The Tairov Ta-3 was a twin-engined single-seat heavy fighter designed and produced in the Ukrainian SSR in the Soviet Union from 1939. The Ta-3 was envisioned to serve primarily as an escort fighter. Competing contemporaneous designs in the USSR included the Grushin Gr-1, Mikoyan-Gurevich DIS and Polikarpov TIS.

== Development ==
Tairov designed and built the OKO-6 to a Soviet Air Force requirement for a twin-engined escort fighter to escort and protect bombers on long range missions. Competing proposals included the Grushin Gr-1, MiG DIS and Polikarpov TIS.

The aircraft was a single-seat monoplane of mixed construction; with wing spars of 30KhGSA (30ХГСА) steel, D1 aluminium alloy ribs, flush riveted skin, and elektron magnesium alloy leading edges; the fuselage was largely of flush-riveted D1 aluminium alloy built as a semi-monocoque shell with a wooden tail section. Armour was provided fore and aft of the compact cockpit, and the heavy armament was grouped around the nose of the aircraft, with two 12.7mm BS machine guns in the upper nose and four ShVAK cannons in the lower forward fuselage. The engines were housed in large under-wing nacelles and drove counter-rotating propellers to eliminate torque effect with throttle movement.

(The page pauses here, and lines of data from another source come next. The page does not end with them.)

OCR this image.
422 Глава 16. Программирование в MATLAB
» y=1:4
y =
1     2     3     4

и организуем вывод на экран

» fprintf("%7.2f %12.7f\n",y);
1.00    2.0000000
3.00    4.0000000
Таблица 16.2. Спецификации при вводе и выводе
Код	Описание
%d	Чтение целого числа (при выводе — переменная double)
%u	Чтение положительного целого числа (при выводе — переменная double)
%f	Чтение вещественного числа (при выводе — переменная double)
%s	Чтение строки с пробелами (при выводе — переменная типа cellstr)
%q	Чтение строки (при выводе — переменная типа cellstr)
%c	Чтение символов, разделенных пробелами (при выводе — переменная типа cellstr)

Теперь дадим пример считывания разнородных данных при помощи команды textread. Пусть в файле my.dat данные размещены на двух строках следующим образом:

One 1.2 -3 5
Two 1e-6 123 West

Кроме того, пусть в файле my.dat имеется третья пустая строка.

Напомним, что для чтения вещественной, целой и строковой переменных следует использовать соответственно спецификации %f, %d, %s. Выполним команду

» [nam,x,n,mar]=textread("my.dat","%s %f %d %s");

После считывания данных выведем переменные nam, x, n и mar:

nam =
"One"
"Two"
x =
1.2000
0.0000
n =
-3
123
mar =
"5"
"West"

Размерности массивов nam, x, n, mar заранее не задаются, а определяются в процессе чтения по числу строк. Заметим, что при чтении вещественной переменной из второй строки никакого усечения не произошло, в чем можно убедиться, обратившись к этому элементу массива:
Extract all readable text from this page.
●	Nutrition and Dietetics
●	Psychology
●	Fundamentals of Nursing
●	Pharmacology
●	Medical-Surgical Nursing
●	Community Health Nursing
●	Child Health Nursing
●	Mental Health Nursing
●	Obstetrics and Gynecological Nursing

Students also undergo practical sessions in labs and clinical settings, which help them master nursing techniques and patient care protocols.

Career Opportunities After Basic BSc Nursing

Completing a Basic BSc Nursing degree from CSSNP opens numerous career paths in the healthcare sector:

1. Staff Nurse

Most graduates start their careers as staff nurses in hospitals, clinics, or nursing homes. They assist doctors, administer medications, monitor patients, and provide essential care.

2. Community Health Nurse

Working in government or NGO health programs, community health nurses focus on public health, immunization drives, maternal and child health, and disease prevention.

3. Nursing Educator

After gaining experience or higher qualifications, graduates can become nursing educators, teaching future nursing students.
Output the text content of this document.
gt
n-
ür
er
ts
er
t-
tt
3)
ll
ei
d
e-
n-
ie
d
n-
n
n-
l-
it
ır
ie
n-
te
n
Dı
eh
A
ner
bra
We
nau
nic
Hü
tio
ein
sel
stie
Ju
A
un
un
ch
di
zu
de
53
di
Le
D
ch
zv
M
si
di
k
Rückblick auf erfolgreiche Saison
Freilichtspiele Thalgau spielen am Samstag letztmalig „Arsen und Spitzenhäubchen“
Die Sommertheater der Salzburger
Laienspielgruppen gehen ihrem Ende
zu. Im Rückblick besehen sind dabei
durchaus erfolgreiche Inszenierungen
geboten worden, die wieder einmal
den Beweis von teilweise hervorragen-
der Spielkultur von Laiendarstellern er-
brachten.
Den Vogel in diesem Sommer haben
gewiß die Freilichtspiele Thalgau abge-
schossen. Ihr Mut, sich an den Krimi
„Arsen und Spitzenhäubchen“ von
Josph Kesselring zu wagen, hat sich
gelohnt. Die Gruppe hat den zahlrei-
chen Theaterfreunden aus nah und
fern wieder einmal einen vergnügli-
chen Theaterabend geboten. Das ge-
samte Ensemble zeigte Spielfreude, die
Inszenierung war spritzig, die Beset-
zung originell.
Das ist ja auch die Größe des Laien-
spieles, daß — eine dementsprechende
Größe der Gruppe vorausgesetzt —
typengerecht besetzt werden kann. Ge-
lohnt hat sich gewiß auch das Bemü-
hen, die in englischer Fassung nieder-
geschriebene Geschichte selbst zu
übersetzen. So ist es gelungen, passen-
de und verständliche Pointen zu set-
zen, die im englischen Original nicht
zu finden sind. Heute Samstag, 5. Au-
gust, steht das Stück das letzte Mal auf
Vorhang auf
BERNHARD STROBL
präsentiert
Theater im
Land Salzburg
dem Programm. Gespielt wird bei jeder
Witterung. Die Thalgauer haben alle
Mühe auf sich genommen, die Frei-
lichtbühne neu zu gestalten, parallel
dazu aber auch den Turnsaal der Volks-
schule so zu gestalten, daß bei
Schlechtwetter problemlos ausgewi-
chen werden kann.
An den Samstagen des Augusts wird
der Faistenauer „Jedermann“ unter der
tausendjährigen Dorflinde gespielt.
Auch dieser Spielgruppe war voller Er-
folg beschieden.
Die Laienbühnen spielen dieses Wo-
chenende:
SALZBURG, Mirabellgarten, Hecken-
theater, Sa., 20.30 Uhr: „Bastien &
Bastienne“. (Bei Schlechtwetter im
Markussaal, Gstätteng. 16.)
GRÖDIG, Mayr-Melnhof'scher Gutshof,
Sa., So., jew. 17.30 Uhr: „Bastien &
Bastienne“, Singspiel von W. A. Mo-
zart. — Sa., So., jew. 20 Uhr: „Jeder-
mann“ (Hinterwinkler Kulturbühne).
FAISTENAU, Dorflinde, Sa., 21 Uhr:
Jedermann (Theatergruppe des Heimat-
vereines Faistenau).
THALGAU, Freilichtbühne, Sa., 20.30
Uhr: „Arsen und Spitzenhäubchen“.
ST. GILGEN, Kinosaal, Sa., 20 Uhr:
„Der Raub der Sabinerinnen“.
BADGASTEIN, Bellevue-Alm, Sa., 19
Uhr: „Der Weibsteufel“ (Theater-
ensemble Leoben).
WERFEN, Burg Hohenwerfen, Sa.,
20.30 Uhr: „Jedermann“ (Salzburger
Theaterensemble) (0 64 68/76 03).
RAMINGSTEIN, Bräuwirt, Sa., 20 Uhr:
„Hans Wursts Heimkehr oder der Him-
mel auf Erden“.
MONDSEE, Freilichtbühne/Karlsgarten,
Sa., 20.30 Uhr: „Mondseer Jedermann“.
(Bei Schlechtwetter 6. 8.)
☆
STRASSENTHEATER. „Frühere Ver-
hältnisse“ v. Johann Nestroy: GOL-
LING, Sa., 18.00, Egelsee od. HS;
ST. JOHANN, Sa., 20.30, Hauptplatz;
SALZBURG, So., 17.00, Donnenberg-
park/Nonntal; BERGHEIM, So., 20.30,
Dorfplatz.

First flown by Yu. K. Stankevich on 31 December 1939, the first aircraft was also tested by LII until the summer of 1940 when one of the engines threw a connecting-rod. The directional stability was found to be unsatisfactory so the second prototype (OKO-6bis) was built with a much longer rear fuselage, twin fins on the tips of a longer span tailplane as well as more powerful engines with LH rotation. The third prototype was initially called OKO-6bis, changed to Ta-3, was flown by Stankevich in May 1941 with M-89 engines, one AM-37 37 mm cannon and two ShVAK 20 mm cannons. The fourth airframe which was to be the Ta-3bis with M-82 engines was abandoned due to the German invasion, and further work on the Ta-3 was halted when Tairov was killed in an airline crash, traveling between Moscow and Kuybyshev, in December 1941.

==Variants==
- OKO-6 – initial prototype with 950 / 1000 hp M-88 engines, short fuselage and single fin and rudder. Armament:-2 × 12.7mm BS machine-guns and 4 × 20 mm ShVAK cannon in the forward fuselage.
- OKO-6bis – second prototype with lengthened fuselage, twin fins and M-88R engines. Armament:- 2 × 7.62mm ShKAS machine-guns and 4 × 20mm ShVAK cannon in the forward fuselage.
- Ta-3 – third prototype renamed from OKO-6bis, with M-89 engines and increased span wings. Armament:- 1 × 37 mm AM-37 cannon and 2 × 20 mm ShVAK cannon in the forward fuselage.
- Ta-3bis – uncompleted fourth prototype, with 1,250 hp Shvetsov M-82 engines, abandoned with the German invasion of USSR. Armament:- 1 × 37 mm AM-37 cannon and 2 × 20 mm ShVAK cannon in the forward fuselage.